Mahamadou Lamine Sagna, économiste sénégalais, spécialiste de la monnaie et ancien professeur des universités du Maryland et de Princeton (États-Unis, 2000-2011), fait certes moins de vagues que Kako Nubukpo.
Ce dernier, économiste togolais attaché à l’Université d’Oxford, a en effet été licencié en décembre avec fracas de son poste d’économiste en chef de l’Organisation internationale de la francophonie (OIF). Comme deux ans plus tôt au Togo, où il n’a pas été reconduit en tant que ministre de la prospective, s’étant vu reprocher de ne pas tenir son devoir de réserve en multipliant les attaques dans la presse contre le CFA.
Son tort auprès de l’OIF ? Avoir continué son combat contre la devise postcoloniale, sur laquelle il ne s’est pas contenté de publier un ouvrage collectif, Sortir l’Afrique de la servitude monétaire, à qui profite le franc CFA ? (La Dispute, Paris, 2016). Il s’est aussi exprimé à maintes reprises dans la presse et sans doute dans la tribune de trop, critiquant les propos du président Macron — et du coup, la politique officielle de la France, qui finance largement l’OIF. Ce qui n’a pas manqué de rendre sa position intenable.
« Le Trésor français investit l’argent des pays africains en son propre nom à la Bourse de Paris »
Mahamadou Lamine Sagna, de son côté, n’intervient que rarement sur le franc CFA — malgré la montée médiatique du sujet et sa récupération par les tenants de tout poil d’un certain nationalisme africain. Parmi eux, Kemi Seba, un activiste franco-béninois qui s’est illustré en septembre en brûlant un billet de 5 000 francs CFA à Dakar. Le Sénégal l’a ensuite expulsé. Un geste dont l’impact avait inspiré une tribune à l’écrivain et économiste sénégalais Felwine Sarr, mais aussi au jeune énarque sénégalais Hamidou Anne, qui avait taxé Kemi Seba « d’afroclown ».

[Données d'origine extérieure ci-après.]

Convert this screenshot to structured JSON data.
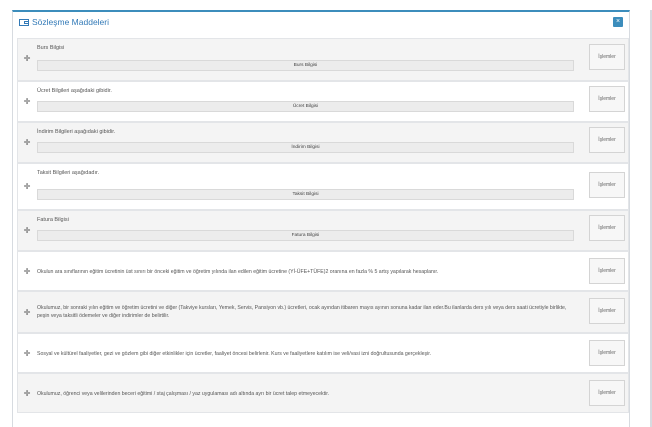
{
  "panel": {
    "title": "Sözleşme Maddeleri",
    "close_label": "×"
  },
  "rows": [
    {
      "label": "Burs Bilgisi",
      "field": "Burs Bilgisi",
      "action": "İşlemler"
    },
    {
      "label": "Ücret Bilgileri aşağıdaki gibidir.",
      "field": "Ücret Bilgisi",
      "action": "İşlemler"
    },
    {
      "label": "İndirim Bilgileri aşağıdaki gibidir.",
      "field": "İndirim Bilgisi",
      "action": "İşlemler"
    },
    {
      "label": "Taksit Bilgileri aşağıdadır.",
      "field": "Taksit Bilgisi",
      "action": "İşlemler"
    },
    {
      "label": "Fatura Bilgisi",
      "field": "Fatura Bilgisi",
      "action": "İşlemler"
    },
    {
      "text": "Okulun ara sınıflarının eğitim ücretinin üst sınırı bir önceki eğitim ve öğretim yılında ilan edilen eğitim ücretine (Yİ-ÜFE+TÜFE)2 oranına en fazla % 5 artış yapılarak hesaplanır.",
      "action": "İşlemler"
    },
    {
      "text": "Okulumuz, bir sonraki yılın eğitim ve öğretim ücretini ve diğer (Takviye kursları, Yemek, Servis, Pansiyon vb.) ücretleri, ocak ayından itibaren mayıs ayının sonuna kadar ilan eder.Bu ilanlarda ders yılı veya ders saati ücretiyle birlikte, peşin veya taksitli ödemeler ve diğer indirimler de belirtilir.",
      "action": "İşlemler"
    },
    {
      "text": "Sosyal ve kültürel faaliyetler, gezi ve gözlem gibi diğer etkinlikler için ücretler, faaliyet öncesi belirlenir. Kurs ve faaliyetlere katılım ise veli/vasi izni doğrultusunda gerçekleşir.",
      "action": "İşlemler"
    },
    {
      "text": "Okulumuz, öğrenci veya velilerinden beceri eğitimi / staj çalışması / yaz uygulaması adı altında ayrı bir ücret talep etmeyecektir.",
      "action": "İşlemler"
    }
  ]
}
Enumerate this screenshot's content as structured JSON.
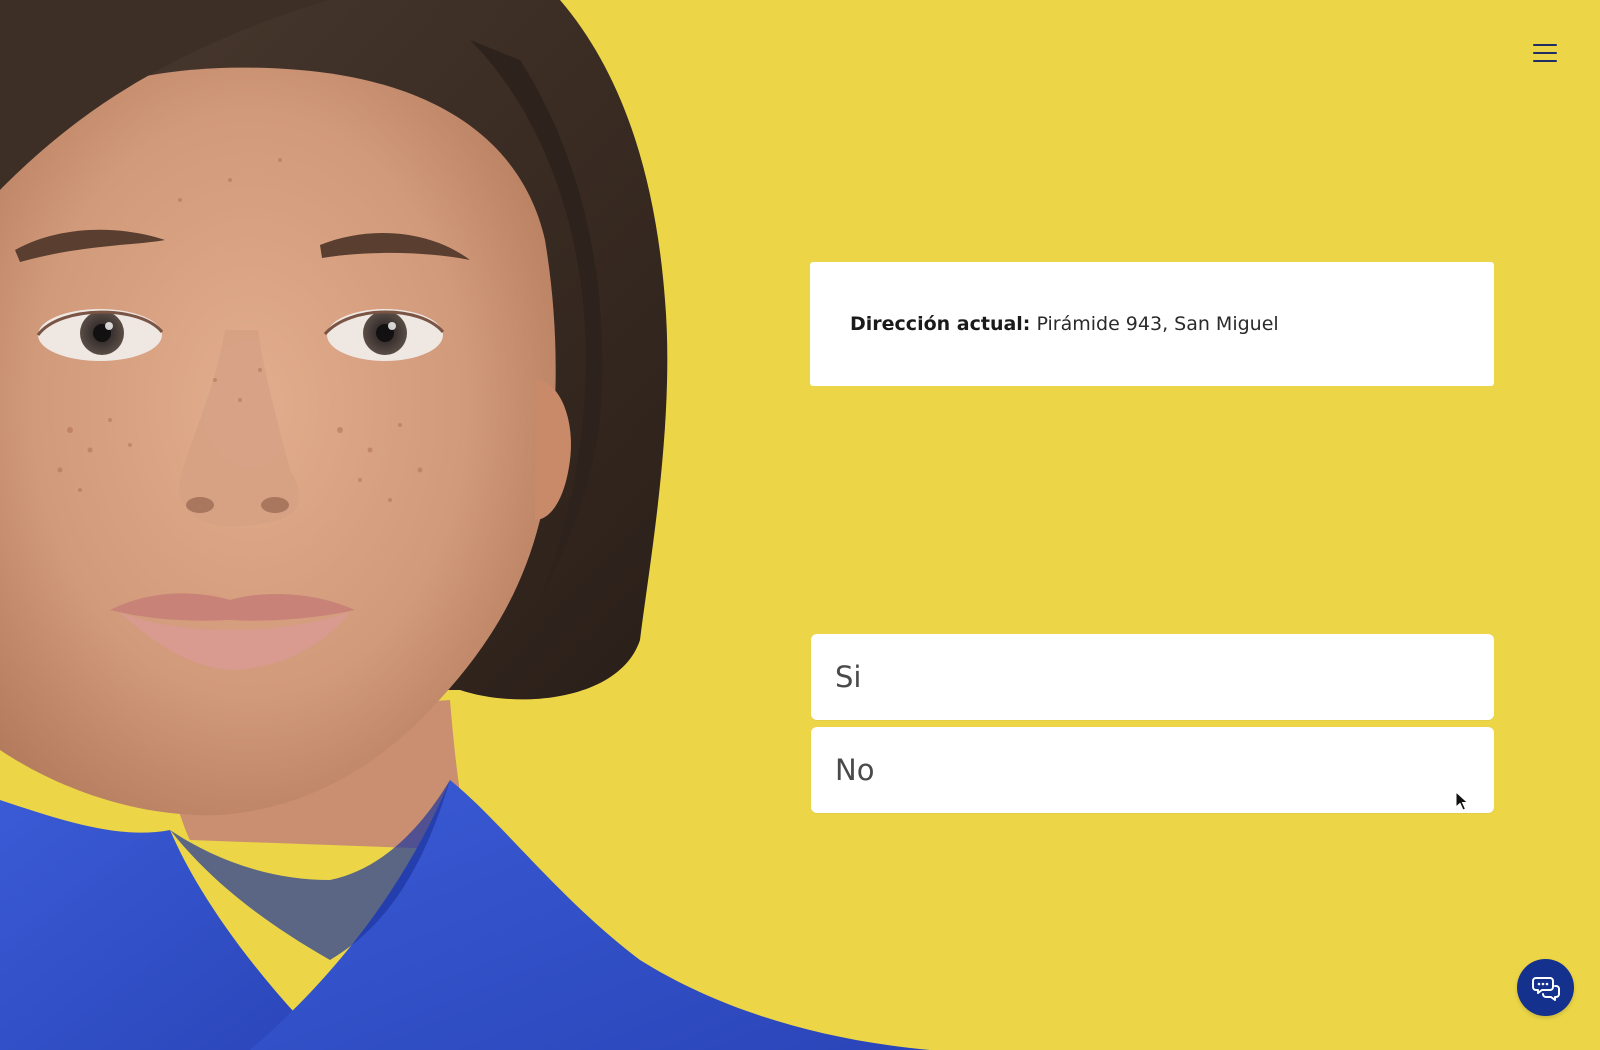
{
  "theme": {
    "background": "#ecd647",
    "card_background": "#ffffff",
    "chat_button_color": "#14318e",
    "avatar_shirt_color": "#2f4fc4"
  },
  "header": {
    "menu_icon": "hamburger-menu-icon"
  },
  "address_card": {
    "label": "Dirección actual:",
    "value": "Pirámide 943, San Miguel"
  },
  "options": [
    {
      "label": "Si"
    },
    {
      "label": "No"
    }
  ],
  "chat": {
    "icon": "chat-bubbles-icon"
  }
}
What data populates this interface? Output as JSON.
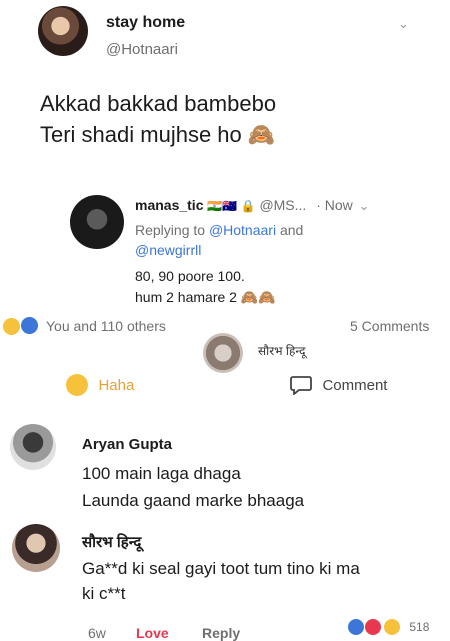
{
  "tweet": {
    "author_name": "stay home",
    "author_handle": "@Hotnaari",
    "line1": "Akkad bakkad bambebo",
    "line2": "Teri shadi mujhse ho 🙈"
  },
  "reply": {
    "author_name": "manas_tic",
    "flags": "🇮🇳🇦🇺 🔒",
    "handle": "@MS...",
    "time": "· Now",
    "replying_prefix": "Replying to ",
    "replying_to": "@Hotnaari",
    "replying_and": " and",
    "replying_to2": "@newgirrll",
    "line1": "80, 90 poore 100.",
    "line2": "hum 2 hamare 2 🙈🙈"
  },
  "post_stats": {
    "reactions_text": "You and 110 others",
    "comments_text": "5 Comments",
    "overlay_name": "सौरभ हिन्दू"
  },
  "actions": {
    "haha_label": "Haha",
    "comment_label": "Comment"
  },
  "comments": [
    {
      "author": "Aryan Gupta",
      "line1": "100 main laga dhaga",
      "line2": "Launda gaand marke bhaaga"
    },
    {
      "author": "सौरभ हिन्दू",
      "line1": "Ga**d ki seal gayi toot tum tino ki ma",
      "line2": "ki c**t"
    }
  ],
  "footer": {
    "time": "6w",
    "love_label": "Love",
    "reply_label": "Reply",
    "reaction_count": "518"
  },
  "colors": {
    "link_blue": "#3b76d8",
    "love_red": "#e8384f",
    "haha_yellow": "#f7c23b"
  }
}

Dans un dossier publié en décembre 2014 par Afrique Méditerranée Business (AMB) sur Faut-il se débarrasser du franc CFA ?, Mahamadou Lamine Sagna posait déjà, de son côté, en termes plutôt dépassionnés, les enjeux du débat :
« Ce n’est pas pour les beaux yeux des Africains que l’on conserve le franc CFA. Ce système oblige les pays de la zone franc à mettre 50 % de leurs réserves de devises étrangères sur le compte du Trésor français. Il y a un plafond sur le crédit accordé à chaque pays membre qui équivaut à 20 % de leurs recettes publiques de l’année précédente. Si les pays ont besoin d’emprunter davantage, tant pis pour eux ! Le dernier mot sur le franc CFA appartient au Trésor public français, qui investit l’argent des pays africains en son propre nom à la Bourse de Paris. C’est un grand avantage pour la France, dont on ne parle pas assez à mon avis. »

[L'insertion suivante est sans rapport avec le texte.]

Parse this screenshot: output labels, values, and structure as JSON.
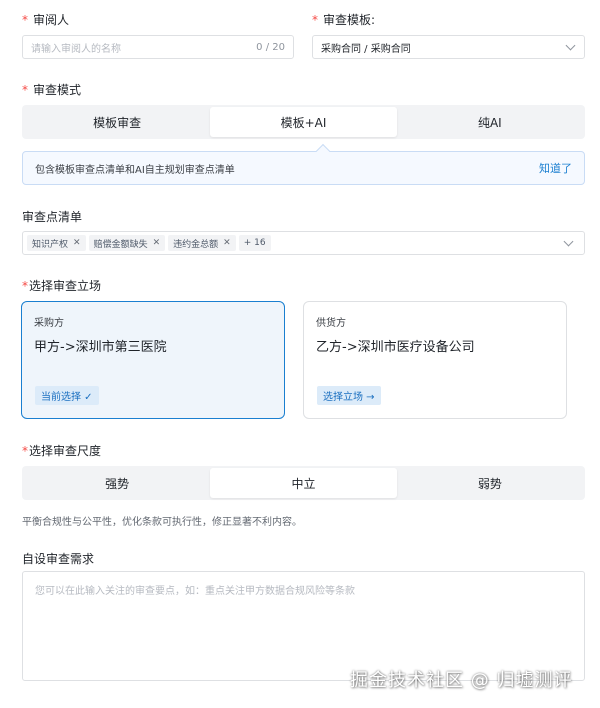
{
  "reviewer": {
    "label": "审阅人",
    "placeholder": "请输入审阅人的名称",
    "counter": "0 / 20"
  },
  "template": {
    "label": "审查模板:",
    "value": "采购合同 / 采购合同"
  },
  "mode": {
    "label": "审查模式",
    "options": [
      "模板审查",
      "模板+AI",
      "纯AI"
    ],
    "selected": "模板+AI"
  },
  "info": {
    "text": "包含模板审查点清单和AI自主规划审查点清单",
    "link": "知道了"
  },
  "checklist": {
    "label": "审查点清单",
    "tags": [
      "知识产权",
      "赔偿金额缺失",
      "违约金总额"
    ],
    "more": "+ 16"
  },
  "stance": {
    "label": "选择审查立场",
    "cards": [
      {
        "role": "采购方",
        "party": "甲方->深圳市第三医院",
        "action": "当前选择 ✓",
        "selected": true
      },
      {
        "role": "供货方",
        "party": "乙方->深圳市医疗设备公司",
        "action": "选择立场 →",
        "selected": false
      }
    ]
  },
  "scale": {
    "label": "选择审查尺度",
    "options": [
      "强势",
      "中立",
      "弱势"
    ],
    "selected": "中立",
    "hint": "平衡合规性与公平性，优化条款可执行性，修正显著不利内容。"
  },
  "custom": {
    "label": "自设审查需求",
    "placeholder": "您可以在此输入关注的审查要点，如：重点关注甲方数据合规风险等条款"
  },
  "watermark": "掘金技术社区 @ 归墟测评",
  "colors": {
    "accent": "#1a7fd0",
    "required": "#f54a45"
  },
  "icons": {
    "dropdown": "chevron-down-icon",
    "tag_remove": "close-icon"
  }
}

Dépasser le cadre de l’État-nation
Aujourd’hui encore, il cherche à faire entendre la voix de la raison, plutôt que de la passion, pour défendre des choix réalistes. À quoi servirait de sortir du franc CFA, si c’était pour voir chaque pays battre sa monnaie de son côté, alors qu’une devise commune est programmée pour 2020 — on fait souvent mine de l’oublier en zone francophone — par la Communauté économique des États d’Afrique de l’Ouest (Cédéao) ? Voici l’état actuel de sa réflexion :
« Le franc CFA est un symbole des relations structurelles ambiguës entre la France et ses anciennes colonies, mais sa disparition ne ferait pas disparaître les relations France-Afrique, soutient M. Sagna. Selon certains défenseurs d’une sortie de la zone franc CFA, il s’agit de sortir l’Afrique de la tenaille économique et politique de la France. Pour les défenseurs du statu quo, une sortie amputerait au contraire l’Afrique d’un instrument important de stabilité et de lutte contre l’inflation pour son développement. Parmi eux, certains considèrent la monnaie comme neutre et sans autorité. Bref, un pur instrument au service de la concurrence. Le paradoxe, chez ces grands défenseurs de la neutralité de la monnaie, c’est qu’ils proposent comme l’économiste Milton Friedman de faire voter des lois rigides qui limitent par avance la marge d’initiatives dont peuvent disposer les autorités monétaires…
Or, il se trouve qu’on ne peut soustraire la question de la monnaie de la politique. À moins de chercher à produire un jugement inactif. Détacher la monnaie de la politique, c’est comme dans le théâtre, assigner les populations qu’elle concerne du côté des “spectateurs” et non des acteurs, ni même des auteurs.
Le débat sur la zone franc est un débat sur l’être-en-commun, l’entrecroisement des valeurs et des relations entre des États africains et français. Réfléchir sur les enjeux de la zone franc, c’est réfléchir sur des questions majeures de gouvernance. Or, certains proposent de se limiter à un réaménagement ou une sortie de la zone Franc sans exiger en même temps le renforcement des institutions politiques, économiques. D’autres souhaitent sortir de cette zone pour recouvrer une souveraineté, sans montrer clairement comment les dispositifs, les règles, les systèmes d’information et de contrôle pourraient assurer le bon fonctionnement de la future monnaie.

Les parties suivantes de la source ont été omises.